(その三)矛盾の近代化

鹿ヶ谷哲夫の象徴的な言葉が、まさにこの時から、実証的な言葉に移っていった。
「日本の近代社会のうねりは東京から起こったのではない。
京都から起こったのである。
西欧社会なら、近代化した国の首都は近代化のうねりがはじまった地になるのに、日本という国は近代化以前の首都を近代化した以後の首都にもするという変わった国である。
江戸時代という近世の日本社会の首都は決して京都でなく、明らかに江戸、つまり、東京であった。
否定からはじまるのが進化の本質である。
人類は親への反逆によって進化してきた。
現状否定なしに進化は起こり得ない。
明治維新とは近代化革命であり、近世の江戸社会の否定からはじまったにも拘わらず、近代社会になった後も江戸が首都であり続けたのは一体何故なのか。
常識ではあり得ない。
中国の王朝は易姓革命によって誕生するのが何千年もの歴史の中での慣習だから、王朝毎に首都が変わってきた。

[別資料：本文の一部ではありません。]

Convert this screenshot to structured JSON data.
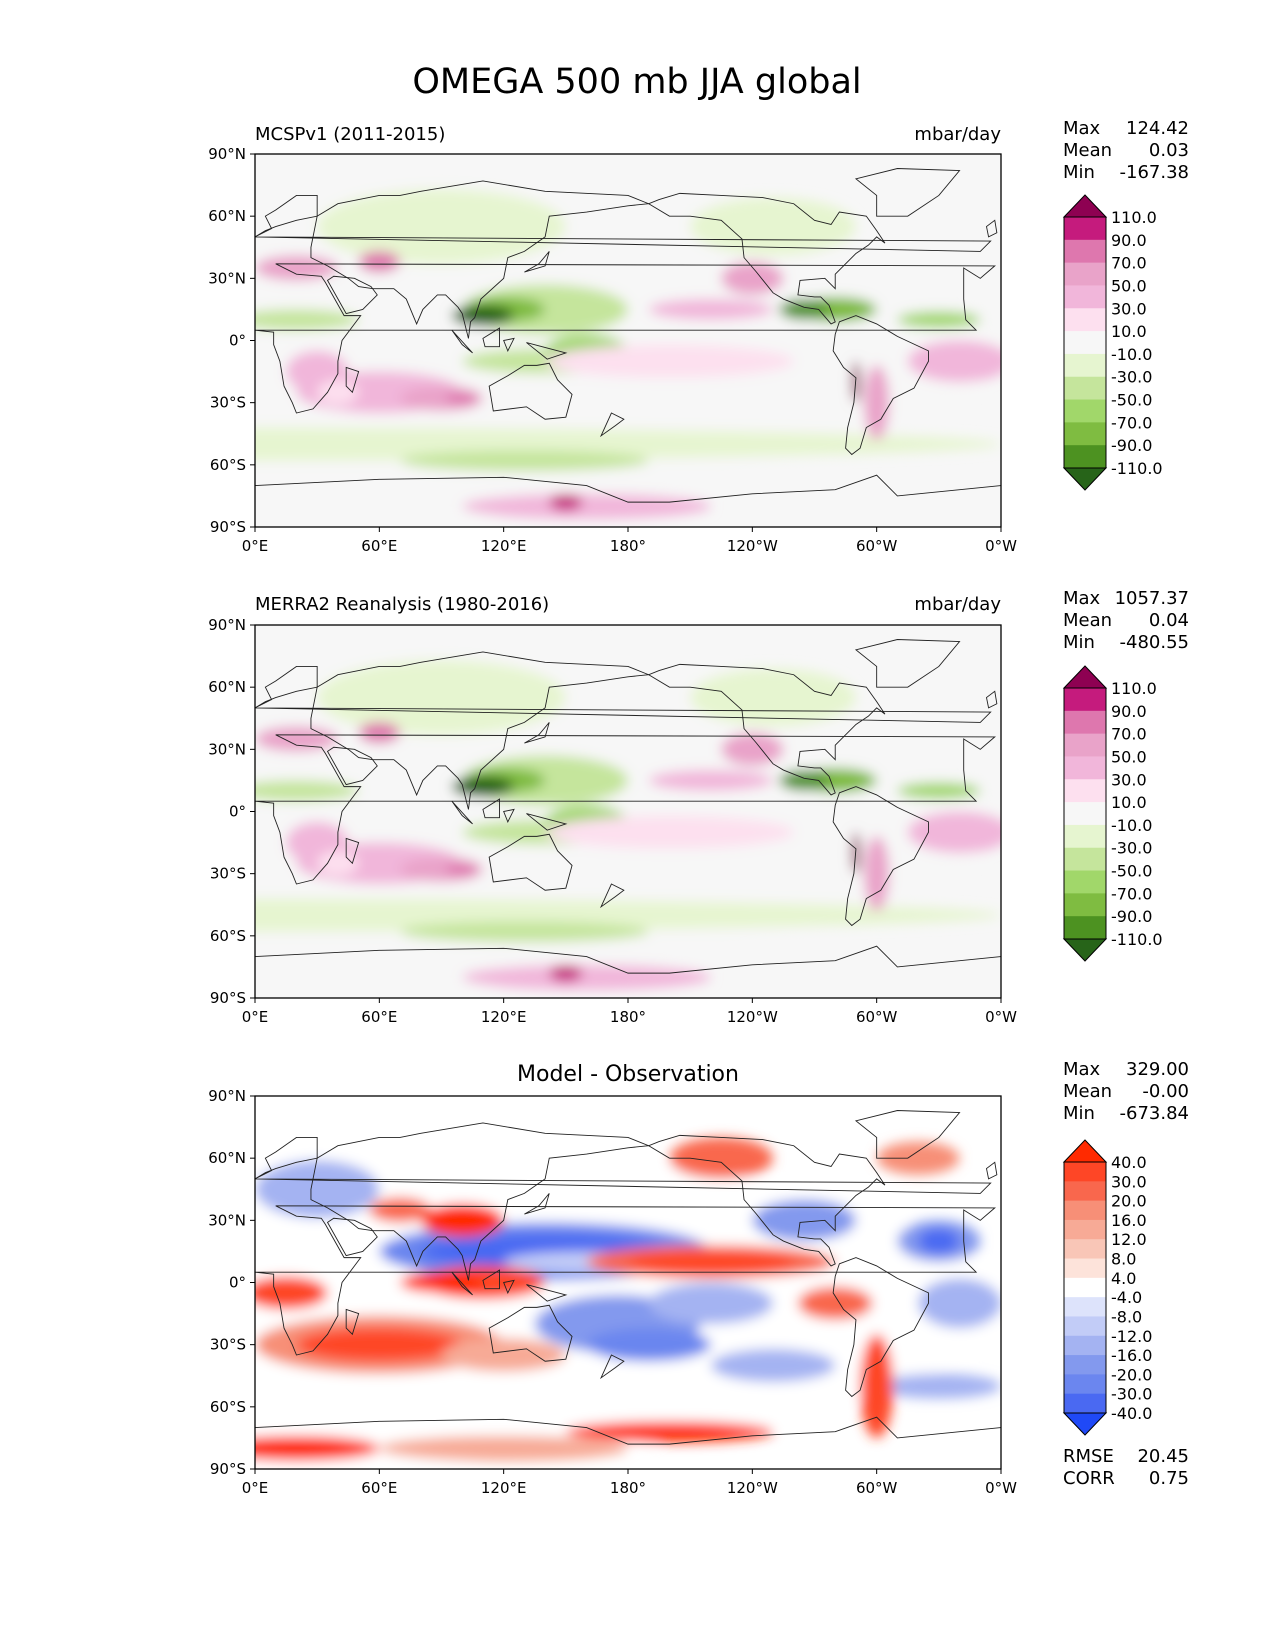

明治維新は明らかに徳川王朝に対する易姓革命だったにも拘わらず、徳川王朝の首都がそのまま踏襲されたのは一体何故なのか。
明治維新は徳川王朝から天皇家への易姓革命だったはずで、天皇家の首都は京都であったのに、何故徳川王朝の首都に天皇は敢えて移ったのだろうか、まったく合点がいかない。
天皇家の中での易姓革命が為されていたとするなら、天皇家の首都である京都を否定することは肯ける。
百二十五代続いた天皇家は万世一系の血筋だと言われているが、実際には何度かの易姓革命が為されている。
九代開化天皇と十代崇神天皇との間で易姓革命が為されている。
十四代仲哀天皇と十五代応神天皇との間で易姓革命が為されている。
二十五代武烈天皇と二十六代継体天皇との間で易姓革命が為されている。
三十八代天智天皇と四十代天武天皇との間で易姓革命が為されている。
四十八代称徳天皇と五十代桓武天皇との間で易姓革命が為されている。
百二十一代孝明天皇と百二十二代明治天皇との間で易姓革命が為されている。
明治維新は易姓革命だったのである」
恵美子は完全パニックに陥り、藤堂頼賢は全身を震わせていた。
「御所の段町には、後水尾天皇ゆかりの霊鑑寺という門跡がある。
後水尾天皇は徳川三代将軍、家光の妹を皇后にした天皇だ。
後水尾天皇が自分の娘、すなわち、皇女を開基として創建した寺で、代々、皇女が住職を務めたので、谷御所、鹿ヶ谷比丘尼御所とも呼ばれている。
まさに、易姓革命の攻守交代ゆかりの地が御所の段町なのだ。
となりの鹿ヶ谷・法然町には六十三代冷泉天皇の御陵、桜本陵があるし、銀閣寺寄りには五十七代陽成天皇陵があり、それらが、十四把一絡げの「月輪陵」、「後月輪陵」がある天皇家の菩提所の泉涌寺へと繋がっているのだ」
京都で生まれ、京都で育ち、京都の代名詞のような祇園の舞妓から芸妓になった恵美子ですら、京都の町の真中にこんなに多くの天皇陵があることは、流石に知らなかった。
『・・・そやのに、なんで東京に都が移ったんやろ?ほんまに変やわ・・・』
恵美子の横で藤堂頼賢は鬼の形相に変わっていた。